Monday, August 10, 2009

An Open Mind. A Bidet.

For the first time in a long while, I stayed in a hotel this past weekend. Upon first inspection, my hotel room was fairly standard. But as I went into the bathroom to ransack my free toiletries, I spotted this contraption screwed to my toilet.




















I've heard of the legendary bidet, but I've never seen one in real life. I thought it was a myth—an ostentatious invention rumored but never implemented. Well, the bidet is not a rumor: I came face to face with this Bigfoot, and I used it.

I decided to try out this machine in a controlled setting. I planned to use the bidet right before I was going to take a shower. That way, if the bidet did something crazy, like spray poo water on the small of my back, it wouldn't matter since the trusty shower would rectify the situation.

So I did my business and hit the WASH function.

I heard the mechanical whirling and whizzing below. I started to panic. How would this tiny, nonadjustable nozzle hit its fairly small target? Aren't all people's posteriors different sizes and shapes? What is one man's "sweet spot" might be my left buttock.

But the calming lukewarm water hit its mark. The water was warm. The water pressure was just right. It was quite refreshing. And it was a little weird. Overall though, I was excited that such a silly machine worked so well.

I stood up, and I turned on the shower water. But in my excitement, I hadn't dried myself sufficiently. I felt a small trickle of bidet water run from my butt and to my right ankle like muddy water streaking the windows of a car on the freeway.
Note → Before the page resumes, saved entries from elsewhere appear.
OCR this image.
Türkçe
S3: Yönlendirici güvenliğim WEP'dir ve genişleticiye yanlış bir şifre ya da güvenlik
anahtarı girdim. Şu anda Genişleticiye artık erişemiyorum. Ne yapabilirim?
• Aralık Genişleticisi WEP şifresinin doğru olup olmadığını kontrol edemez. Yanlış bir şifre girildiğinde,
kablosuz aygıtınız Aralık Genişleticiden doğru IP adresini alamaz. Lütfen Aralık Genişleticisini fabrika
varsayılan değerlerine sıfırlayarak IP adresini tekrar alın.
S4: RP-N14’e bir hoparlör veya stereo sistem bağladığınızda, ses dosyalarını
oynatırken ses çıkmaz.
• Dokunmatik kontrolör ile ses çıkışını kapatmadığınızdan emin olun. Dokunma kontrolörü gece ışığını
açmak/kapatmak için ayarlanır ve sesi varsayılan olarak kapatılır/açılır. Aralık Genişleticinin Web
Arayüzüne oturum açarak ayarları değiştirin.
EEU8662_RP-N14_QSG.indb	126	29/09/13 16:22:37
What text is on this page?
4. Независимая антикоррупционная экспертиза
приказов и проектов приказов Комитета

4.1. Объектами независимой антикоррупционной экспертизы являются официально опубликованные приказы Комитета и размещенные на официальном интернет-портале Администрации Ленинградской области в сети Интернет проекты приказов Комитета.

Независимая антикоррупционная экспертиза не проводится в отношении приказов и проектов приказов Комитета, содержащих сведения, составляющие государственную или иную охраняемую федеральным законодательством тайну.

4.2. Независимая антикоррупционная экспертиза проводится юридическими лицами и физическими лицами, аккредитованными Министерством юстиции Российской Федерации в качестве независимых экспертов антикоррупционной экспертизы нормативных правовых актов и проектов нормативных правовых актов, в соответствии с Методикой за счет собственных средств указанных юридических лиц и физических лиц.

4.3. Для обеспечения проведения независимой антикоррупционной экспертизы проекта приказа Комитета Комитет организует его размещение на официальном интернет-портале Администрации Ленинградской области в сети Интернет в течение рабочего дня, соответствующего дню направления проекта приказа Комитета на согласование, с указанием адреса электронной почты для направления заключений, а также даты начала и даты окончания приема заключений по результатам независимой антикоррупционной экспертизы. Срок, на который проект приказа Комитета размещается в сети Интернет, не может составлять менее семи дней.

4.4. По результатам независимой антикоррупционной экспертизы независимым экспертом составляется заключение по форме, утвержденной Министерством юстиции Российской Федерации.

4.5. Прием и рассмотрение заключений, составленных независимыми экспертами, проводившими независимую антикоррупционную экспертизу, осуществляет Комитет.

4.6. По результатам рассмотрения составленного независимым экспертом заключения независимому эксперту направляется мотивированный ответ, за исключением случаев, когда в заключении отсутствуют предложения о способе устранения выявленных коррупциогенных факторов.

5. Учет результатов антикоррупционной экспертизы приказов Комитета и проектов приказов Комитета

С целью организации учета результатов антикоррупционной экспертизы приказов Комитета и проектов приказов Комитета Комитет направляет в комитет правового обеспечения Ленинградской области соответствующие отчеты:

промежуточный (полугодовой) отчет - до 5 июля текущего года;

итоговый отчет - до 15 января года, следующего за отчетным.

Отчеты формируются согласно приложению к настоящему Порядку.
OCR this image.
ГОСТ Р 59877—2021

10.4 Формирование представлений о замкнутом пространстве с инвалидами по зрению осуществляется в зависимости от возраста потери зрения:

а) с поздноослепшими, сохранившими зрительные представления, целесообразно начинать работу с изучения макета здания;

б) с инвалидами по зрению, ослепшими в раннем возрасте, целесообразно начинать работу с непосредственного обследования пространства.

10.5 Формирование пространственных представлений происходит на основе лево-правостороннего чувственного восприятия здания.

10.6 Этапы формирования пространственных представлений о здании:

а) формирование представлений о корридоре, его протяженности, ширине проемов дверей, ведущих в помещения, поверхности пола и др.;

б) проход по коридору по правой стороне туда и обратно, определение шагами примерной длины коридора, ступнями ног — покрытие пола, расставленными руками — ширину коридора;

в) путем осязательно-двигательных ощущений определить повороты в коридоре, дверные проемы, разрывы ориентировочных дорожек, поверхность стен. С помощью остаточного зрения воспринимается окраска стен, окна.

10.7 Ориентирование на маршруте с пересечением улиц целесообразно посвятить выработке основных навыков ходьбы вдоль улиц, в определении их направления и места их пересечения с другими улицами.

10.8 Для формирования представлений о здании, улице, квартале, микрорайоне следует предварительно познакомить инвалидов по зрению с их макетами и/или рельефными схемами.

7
I guess I still have a lot to learn about the bidet procedures.

Despite one small hiccup that was my own fault, the bidet worked perfectly. I thought the bidet would be stubbornly discriminating forcing me to squirm to meet the stream of water. But I was wrong.

The bidet knows. The bidet knows that all people's backsides are generally the same. Despite race, gender, religion, or nationality, everyone's buttocks and anuses are essentially the same proportions once they orient themselves on the almighty bidet toilet seat. The bidet knows that deep down, all of us are the same. But we can't rely on the bidet; we must finish the bidet's job and remember to wipe. We must remember that if our bidets can see past the differences, so can we.

Only then can we achieve a true celebration of human diversity.